Oltre ad alcune questioni statutarie e di rito, tutte accettate dagli oltre 200 GLR presenti, il tema della digitalizzazione è stato al centro delle discussioni. Dopo un intervento di Cyrill Tröndle, fondatore e CEO di Swiss Crypto Exchange, la base di GLR ha preso posizione circa la nuova legge sui giochi d’azzardo. All’unanimità i membri si sono opposti all’isolamento digitale. Questa legge renderebbe la Svizzera meno attrattiva per le imprese internazionali e le start up. Censurare la rete per offerte legali ha il gusto di un cartello, pertanto i GLR si impegneranno contro questa nuova legge.
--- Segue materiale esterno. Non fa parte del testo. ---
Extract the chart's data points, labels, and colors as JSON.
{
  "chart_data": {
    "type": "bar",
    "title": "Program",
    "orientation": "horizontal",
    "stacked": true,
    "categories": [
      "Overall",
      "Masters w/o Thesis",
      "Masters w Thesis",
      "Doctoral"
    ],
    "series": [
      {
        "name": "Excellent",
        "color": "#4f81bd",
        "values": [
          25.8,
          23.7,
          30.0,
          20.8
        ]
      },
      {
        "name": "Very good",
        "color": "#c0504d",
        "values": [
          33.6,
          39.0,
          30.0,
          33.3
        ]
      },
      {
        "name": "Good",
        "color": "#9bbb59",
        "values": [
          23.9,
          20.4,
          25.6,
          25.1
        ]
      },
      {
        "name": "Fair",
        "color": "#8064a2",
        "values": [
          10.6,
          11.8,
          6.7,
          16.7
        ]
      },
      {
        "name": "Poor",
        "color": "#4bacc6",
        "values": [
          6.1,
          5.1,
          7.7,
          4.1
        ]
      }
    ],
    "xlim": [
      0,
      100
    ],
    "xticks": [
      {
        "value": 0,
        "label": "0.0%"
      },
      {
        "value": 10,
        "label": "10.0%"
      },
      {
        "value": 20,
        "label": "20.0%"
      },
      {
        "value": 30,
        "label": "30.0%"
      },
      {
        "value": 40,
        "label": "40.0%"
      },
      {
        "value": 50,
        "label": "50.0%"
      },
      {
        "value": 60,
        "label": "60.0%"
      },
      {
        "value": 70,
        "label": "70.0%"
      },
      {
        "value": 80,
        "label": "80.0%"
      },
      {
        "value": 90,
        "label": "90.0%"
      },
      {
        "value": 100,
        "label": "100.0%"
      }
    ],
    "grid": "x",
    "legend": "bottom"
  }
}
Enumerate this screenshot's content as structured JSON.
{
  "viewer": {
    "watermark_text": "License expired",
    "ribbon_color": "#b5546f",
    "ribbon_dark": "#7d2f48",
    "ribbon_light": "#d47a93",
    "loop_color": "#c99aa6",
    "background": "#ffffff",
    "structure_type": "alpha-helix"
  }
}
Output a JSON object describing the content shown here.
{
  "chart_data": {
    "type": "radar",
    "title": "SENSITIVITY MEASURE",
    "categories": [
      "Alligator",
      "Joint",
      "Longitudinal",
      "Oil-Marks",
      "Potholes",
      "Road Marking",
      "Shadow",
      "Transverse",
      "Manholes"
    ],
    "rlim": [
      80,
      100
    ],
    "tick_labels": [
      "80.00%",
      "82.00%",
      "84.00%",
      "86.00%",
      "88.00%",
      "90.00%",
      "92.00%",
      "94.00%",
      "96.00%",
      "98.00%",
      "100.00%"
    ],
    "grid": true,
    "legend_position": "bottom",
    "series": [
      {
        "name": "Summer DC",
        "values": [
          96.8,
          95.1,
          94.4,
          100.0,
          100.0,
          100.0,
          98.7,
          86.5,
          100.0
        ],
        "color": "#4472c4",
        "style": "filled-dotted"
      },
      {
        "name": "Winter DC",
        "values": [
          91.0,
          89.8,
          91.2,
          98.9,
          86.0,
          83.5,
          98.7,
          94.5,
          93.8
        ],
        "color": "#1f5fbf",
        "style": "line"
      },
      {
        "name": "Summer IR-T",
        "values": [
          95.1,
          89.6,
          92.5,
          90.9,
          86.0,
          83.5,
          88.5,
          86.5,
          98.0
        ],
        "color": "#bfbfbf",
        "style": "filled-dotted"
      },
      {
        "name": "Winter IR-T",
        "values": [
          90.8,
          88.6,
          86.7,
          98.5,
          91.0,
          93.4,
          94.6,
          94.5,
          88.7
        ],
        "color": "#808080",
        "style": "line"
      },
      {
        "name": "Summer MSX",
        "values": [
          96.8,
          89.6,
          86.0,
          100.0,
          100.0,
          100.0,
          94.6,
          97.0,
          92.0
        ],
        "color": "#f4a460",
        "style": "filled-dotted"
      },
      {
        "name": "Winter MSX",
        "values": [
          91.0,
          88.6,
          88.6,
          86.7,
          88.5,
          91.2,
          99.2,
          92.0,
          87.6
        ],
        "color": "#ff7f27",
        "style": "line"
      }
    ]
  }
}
Il congresso 2018 dei Giovani liberali radicali svizzeri si è aperto con un’ampia retrospettiva sull’anno passato. Gli oltre 200 partecipanti hanno dapprima ascoltato il discorso del presidente, Andri Silberschmidt. Due sono state le campagne politiche principali che hanno segnato l’anno politico: la riforma dell’imposizione delle imprese III e la previdenza vecchiaia 2020. Il successo in quest’ultima votazione ha costituito una tappa decisiva per i GLR, difensori di una AVS equilibrata e finanziabile a lungo termine.

Il Giovani sono stati gli unici a presentare un piano B concreto alla tavola rotonda convocata da Alain Berset su questo tema dopo la votazione. La proposta permetterebbe di finanziare l’AVS oltre il 2030 (https://jungfreisinnige.ch/jungfreisinniger-plan-b-fuer-eine-nachhaltige-revision-der-altersvorsorge/).

Anche le prossime votazioni saranno cruciali per il nostro Paese. Dopo una presentazione del Dr. Thomas Moser della Banca nazionale e di Martin Alder, membro del comitato d’iniziativa, i delegati dei cantoni hanno deciso a larga maggioranza di respingere l’iniziativa moneta piena. Un’economia pianificata nel sistema monetario avrebbe conseguenze negative e imprevedibili sull’attività commerciale delle PMI, le quali dipendono fortemente del credito flessibile da parte delle banche commerciali. Convinti che inserire prescrizioni sull’abbigliamento nella costituzione non sia giustificato, i membri riuniti a Basilea hanno deciso di lottare contro l’iniziativa che mira a vietare il burqa.

La raccolta di firme per il referendum contro la legge sui giochi d’azzardo non è che l’inizio della battaglia contro l’isolamento digitale. Ancora una volta la base del partito ha mostrato in modo unanime il proprio dissenso alla censura. Invece della chiusura, bisogna preferire un modello di concessioni, nel quale i diversi attori del mercato dovrebbero sottostare alle stesse regole ed essere tassate in modo trasparente. Le ragioni non comprendono solo la diversità dell’offerta, ma anche la protezione più efficace dei giocatori (meglio regolamentare che affidare il controllo al mercato nero) e per favorire la collettività (maggiori entrate per lo stato grazie alla tassazione di questo settore).

Infine, i Giovani liberali radicali hanno licenziato un documento di presa di posizione sulla digitalizzazione, in cui chiedono, tra le altre cose, di introdurre l’identità digitale. Inoltre, l’intraprendenza di seguire una formazione continua deve essere ricompensata in modo più attivo. Per maggiori dettegli, si veda il documento citato in allegato.

Domani il congresso proseguirà con la seconda parte: scambio tra presidenti cantonali, elezione del comitato e diversi interventi.